3.4.3 Het oordeel van het hof berust op uitleg van art. 24 lid 4 van de CAO voor het Slagersbedrijf, welke CAO ten tijde van de onderhavige arbeidsovereenkomst algemeen verbindend was en derhalve recht vormt in de zin van art. 79 RO. Genoemd lid 4 luidt als volgt:
"De vakantiebijslag wordt berekend over het door de werknemer in de periode van 1 mei tot en met 30 april gemiddeld verdiende loon, exclusief de bijdrage van artikel 12, lid 1." De door het hof aanvaarde uitleg van het begrip "in de periode van 1 mei tot en met 30 april gemiddeld verdiend loon" komt erop neer dat, mede in het licht van art. 6 van de Wet minimumloon en minimumvakantiebijslag (waarin is bepaald dat voor de toepassing van het bij of krachtens die wet bepaalde, verdiensten uit overwerk niet zijn begrepen onder loon), en bij het ontbreken van aanwijzingen dat in de CAO is beoogd daarvan af te wijken, onder dit begrip niet de vergoedingen voor overwerk zijn begrepen, maar slechts de geldelijke tegenprestatie voor gedurende de normale werktijd verrichte arbeid. Deze uitleg is juist. Het middel, dat van een andere opvatting uitgaat, wordt dan ook tevergeefs voorgesteld.
3.5.1 Middel V keert zich tegen de verwerping van grief VII, waarin [eiser] opkwam tegen de beslissing van de kantonrechter dat Jumbo 25% en niet 50% wettelijke verhoging dient te betalen. In rov. 4.14 overwoog het hof: "De grief faalt omdat het hof deze beslissing juist acht." Geklaagd wordt dat het hof heeft nagelaten zijn beslissing te motiveren en dat het hof geen inzicht heeft gegeven in zijn gedachtegang.

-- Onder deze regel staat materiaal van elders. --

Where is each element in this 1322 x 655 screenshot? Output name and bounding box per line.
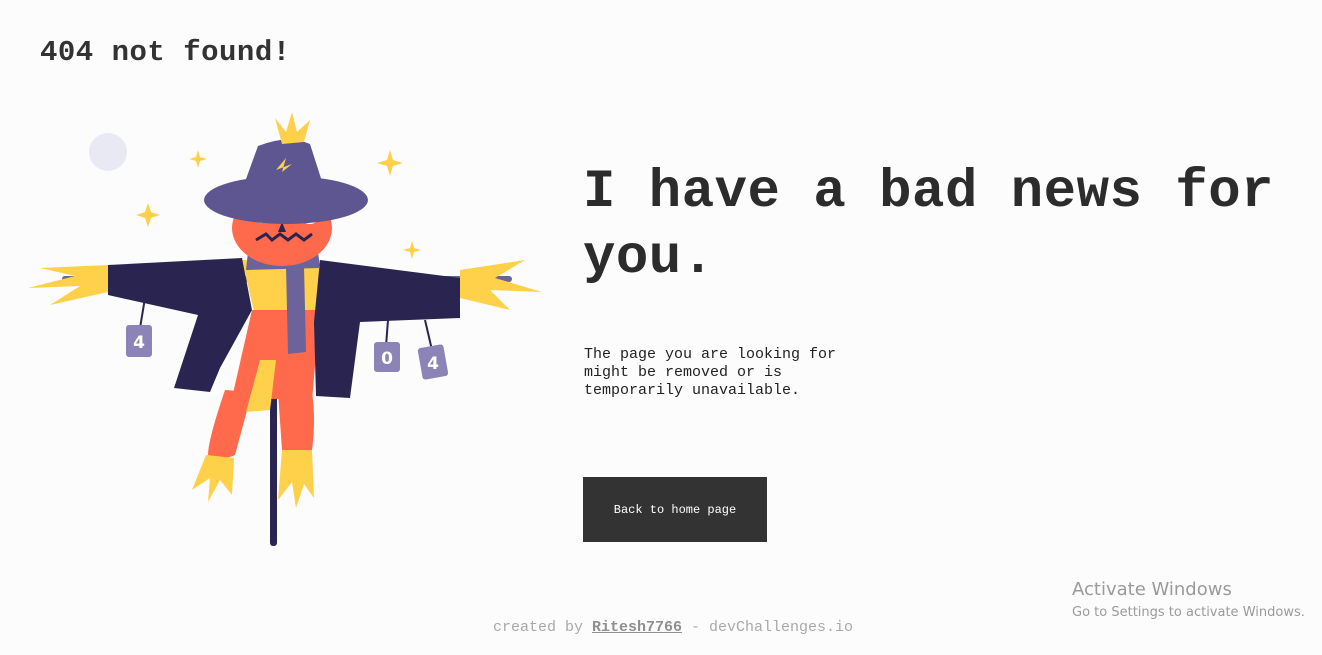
activate-subtitle: Go to Settings to activate Windows.	[1072, 605, 1305, 620]
activate-title: Activate Windows	[1072, 579, 1232, 600]
error-description: The page you are looking for might be re…	[584, 346, 837, 399]
can-4-right: 4	[417, 344, 449, 380]
moon-icon	[89, 133, 127, 171]
site-logo: 404 not found!	[40, 36, 291, 69]
back-to-home-button[interactable]: Back to home page	[583, 477, 767, 542]
footer-prefix: created by	[492, 619, 592, 636]
can-label: 4	[133, 333, 145, 353]
activate-windows-watermark: Activate Windows Go to Settings to activ…	[1072, 579, 1305, 622]
error-headline: I have a bad news for you.	[583, 162, 1275, 289]
can-4-left: 4	[126, 325, 152, 357]
can-label: 4	[427, 354, 439, 374]
footer-suffix: - devChallenges.io	[682, 619, 854, 636]
can-0: 0	[374, 342, 400, 372]
author-link[interactable]: Ritesh7766	[592, 619, 682, 636]
can-label: 0	[381, 349, 393, 369]
scarecrow-illustration: 4 0 4	[28, 112, 542, 546]
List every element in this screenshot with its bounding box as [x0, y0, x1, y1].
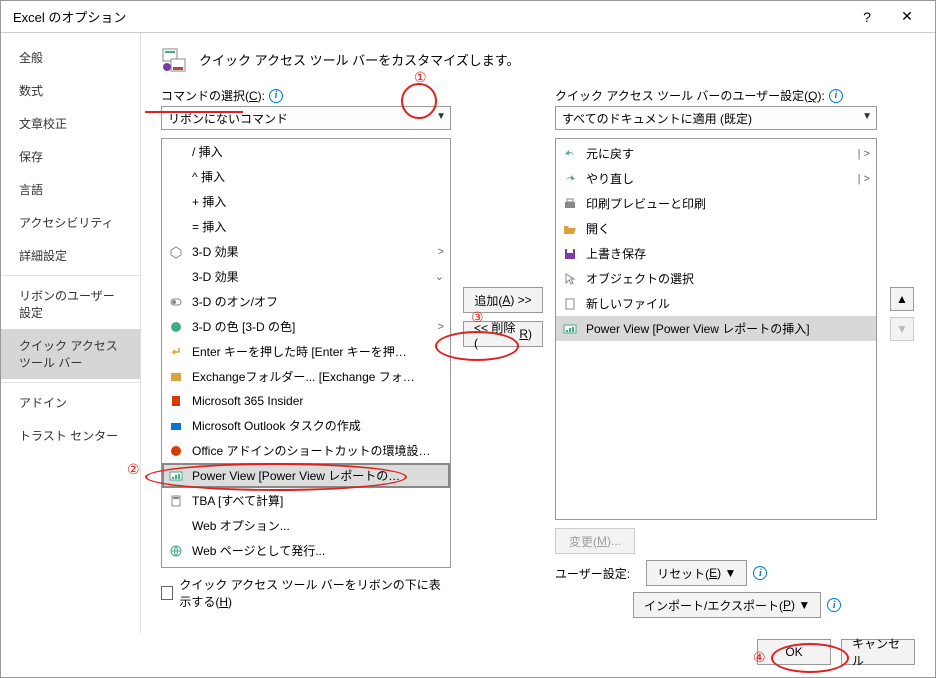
undo-icon — [562, 146, 578, 162]
blank-icon — [168, 269, 184, 285]
annotation-number-3: ③ — [471, 309, 484, 326]
command-item[interactable]: = 挿入 — [162, 214, 450, 239]
qat-item[interactable]: 元に戻す| > — [556, 141, 876, 166]
annotation-number-2: ② — [127, 461, 140, 478]
window-title: Excel のオプション — [9, 7, 847, 26]
save-icon — [562, 246, 578, 262]
command-item[interactable]: Office アドインのショートカットの環境設… — [162, 438, 450, 463]
cube-icon — [168, 244, 184, 260]
move-down-button: ▼ — [890, 317, 914, 341]
qat-item[interactable]: 新しいファイル — [556, 291, 876, 316]
command-item[interactable]: Enter キーを押した時 [Enter キーを押… — [162, 339, 450, 364]
qat-item[interactable]: Power View [Power View レポートの挿入] — [556, 316, 876, 341]
redo-icon — [562, 171, 578, 187]
newfile-icon — [562, 296, 578, 312]
category-sidebar: 全般 数式 文章校正 保存 言語 アクセシビリティ 詳細設定 リボンのユーザー設… — [1, 33, 141, 633]
close-button[interactable]: ✕ — [887, 1, 927, 33]
choose-commands-combo[interactable]: リボンにないコマンド ▼ — [161, 106, 451, 130]
command-item[interactable]: Web ページとして発行... — [162, 538, 450, 563]
qat-item[interactable]: 上書き保存 — [556, 241, 876, 266]
command-item[interactable]: Microsoft 365 Insider — [162, 389, 450, 413]
info-icon[interactable]: i — [829, 89, 843, 103]
powerview-icon — [168, 468, 184, 484]
toggle-icon — [168, 294, 184, 310]
cancel-button[interactable]: キャンセル — [841, 639, 915, 665]
palette-icon — [168, 319, 184, 335]
commands-listbox[interactable]: / 挿入^ 挿入+ 挿入= 挿入3-D 効果>3-D 効果⌄3-D のオン/オフ… — [161, 138, 451, 568]
exchange-icon — [168, 369, 184, 385]
sidebar-item-ribbon[interactable]: リボンのユーザー設定 — [1, 279, 140, 329]
move-up-button[interactable]: ▲ — [890, 287, 914, 311]
command-item[interactable]: / 挿入 — [162, 139, 450, 164]
command-item[interactable]: Power View [Power View レポートの… — [162, 463, 450, 488]
plus-icon — [168, 194, 184, 210]
qat-item[interactable]: 印刷プレビューと印刷 — [556, 191, 876, 216]
sidebar-item-trust[interactable]: トラスト センター — [1, 419, 140, 452]
content-pane: クイック アクセス ツール バーをカスタマイズします。 コマンドの選択(C): … — [141, 33, 935, 633]
qat-listbox[interactable]: 元に戻す| >やり直し| >印刷プレビューと印刷開く上書き保存オブジェクトの選択… — [555, 138, 877, 520]
chevron-down-icon: ▼ — [436, 111, 446, 122]
addin-icon — [168, 443, 184, 459]
titlebar: Excel のオプション ? ✕ — [1, 1, 935, 33]
import-export-button[interactable]: インポート/エクスポート(P) ▼ — [633, 592, 821, 618]
enter-icon — [168, 344, 184, 360]
command-item[interactable]: Microsoft Outlook タスクの作成 — [162, 413, 450, 438]
command-item[interactable]: Web オプション... — [162, 513, 450, 538]
help-button[interactable]: ? — [847, 1, 887, 33]
sidebar-item-accessibility[interactable]: アクセシビリティ — [1, 206, 140, 239]
modify-button: 変更(M)... — [555, 528, 635, 554]
qat-scope-value: すべてのドキュメントに適用 (既定) — [562, 110, 752, 127]
command-item[interactable]: 3-D の色 [3-D の色]> — [162, 314, 450, 339]
print-icon — [562, 196, 578, 212]
info-icon[interactable]: i — [269, 89, 283, 103]
qat-item[interactable]: オブジェクトの選択 — [556, 266, 876, 291]
sidebar-item-save[interactable]: 保存 — [1, 140, 140, 173]
insert-icon — [168, 144, 184, 160]
annotation-number-1: ① — [414, 69, 427, 86]
sidebar-item-proofing[interactable]: 文章校正 — [1, 107, 140, 140]
show-below-ribbon-label: クイック アクセス ツール バーをリボンの下に表示する(H) — [179, 576, 451, 610]
sidebar-item-advanced[interactable]: 詳細設定 — [1, 239, 140, 272]
qat-item[interactable]: 開く — [556, 216, 876, 241]
web-icon — [168, 543, 184, 559]
command-item[interactable]: 3-D 効果> — [162, 239, 450, 264]
sidebar-item-formulas[interactable]: 数式 — [1, 74, 140, 107]
info-icon[interactable]: i — [827, 598, 841, 612]
command-item[interactable]: Exchangeフォルダー... [Exchange フォ… — [162, 364, 450, 389]
qat-scope-combo[interactable]: すべてのドキュメントに適用 (既定) ▼ — [555, 106, 877, 130]
annotation-underline — [145, 111, 243, 113]
command-item[interactable]: ^ 挿入 — [162, 164, 450, 189]
annotation-number-4: ④ — [753, 649, 766, 666]
powerview-icon — [562, 321, 578, 337]
sidebar-item-addins[interactable]: アドイン — [1, 386, 140, 419]
header-text: クイック アクセス ツール バーをカスタマイズします。 — [199, 50, 520, 69]
sidebar-item-qat[interactable]: クイック アクセス ツール バー — [1, 329, 140, 379]
blank-icon — [168, 518, 184, 534]
show-below-ribbon-checkbox[interactable] — [161, 586, 173, 600]
select-icon — [562, 271, 578, 287]
info-icon[interactable]: i — [753, 566, 767, 580]
office-icon — [168, 393, 184, 409]
equals-icon — [168, 219, 184, 235]
sidebar-item-general[interactable]: 全般 — [1, 41, 140, 74]
user-settings-label: ユーザー設定: — [555, 565, 630, 582]
customize-qat-label: クイック アクセス ツール バーのユーザー設定(Q): — [555, 87, 825, 104]
chevron-down-icon: ▼ — [862, 111, 872, 122]
command-item[interactable]: TBA [すべて計算] — [162, 488, 450, 513]
qat-header-icon — [161, 45, 189, 73]
calc-icon — [168, 493, 184, 509]
command-item[interactable]: 3-D 効果⌄ — [162, 264, 450, 289]
open-icon — [562, 221, 578, 237]
choose-commands-label: コマンドの選択(C): — [161, 87, 265, 104]
reset-button[interactable]: リセット(E) ▼ — [646, 560, 747, 586]
insert-icon — [168, 169, 184, 185]
ok-button[interactable]: OK — [757, 639, 831, 665]
command-item[interactable]: 3-D のオン/オフ — [162, 289, 450, 314]
outlook-icon — [168, 418, 184, 434]
command-item[interactable]: + 挿入 — [162, 189, 450, 214]
sidebar-item-language[interactable]: 言語 — [1, 173, 140, 206]
qat-item[interactable]: やり直し| > — [556, 166, 876, 191]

3.5.2 Naar aanleiding van de tegen de desbetreffende beslissing van de kantonrechter gerichte grief diende het hof zelfstandig te beoordelen of en in hoeverre er grond voor matiging bestond (HR 31 oktober 2003, nr. C02/124, LJN AJ0633, NJ 2004, 113). Dit heeft het hof niet miskend, want het is, zelfstandig, tot het oordeel gekomen dat de beslissing van de kantonrechter juist was en het heeft dat in de motivering tot uitdrukking gebracht. De tegen dat oordeel gerichte motiveringsklacht van het middel kan geen doel treffen, nu het om een discretionaire bevoegdheid van de rechter gaat en het middel niet aangeeft op grond van welke door [eiser] aangevoerde omstandigheden het oordeel van het hof onbegrijpelijk dan wel onvoldoende gemotiveerd zou zijn.
4. Beslissing
De Hoge Raad:
verwerpt het beroep;
veroordeelt [eiser] in de kosten van het geding in cassatie, tot op deze uitspraak aan de zijde van Jumbo begroot op nihil.
Dit arrest is gewezen door de vice-president D.H. Beukenhorst als voorzitter en de raadsheren O. de Savornin Lohman, E.J. Numann, W.A.M. van Schendel en C.A. Streefkerk, en in het openbaar uitgesproken door de raadsheer A. Hammerstein op 10 september 2010.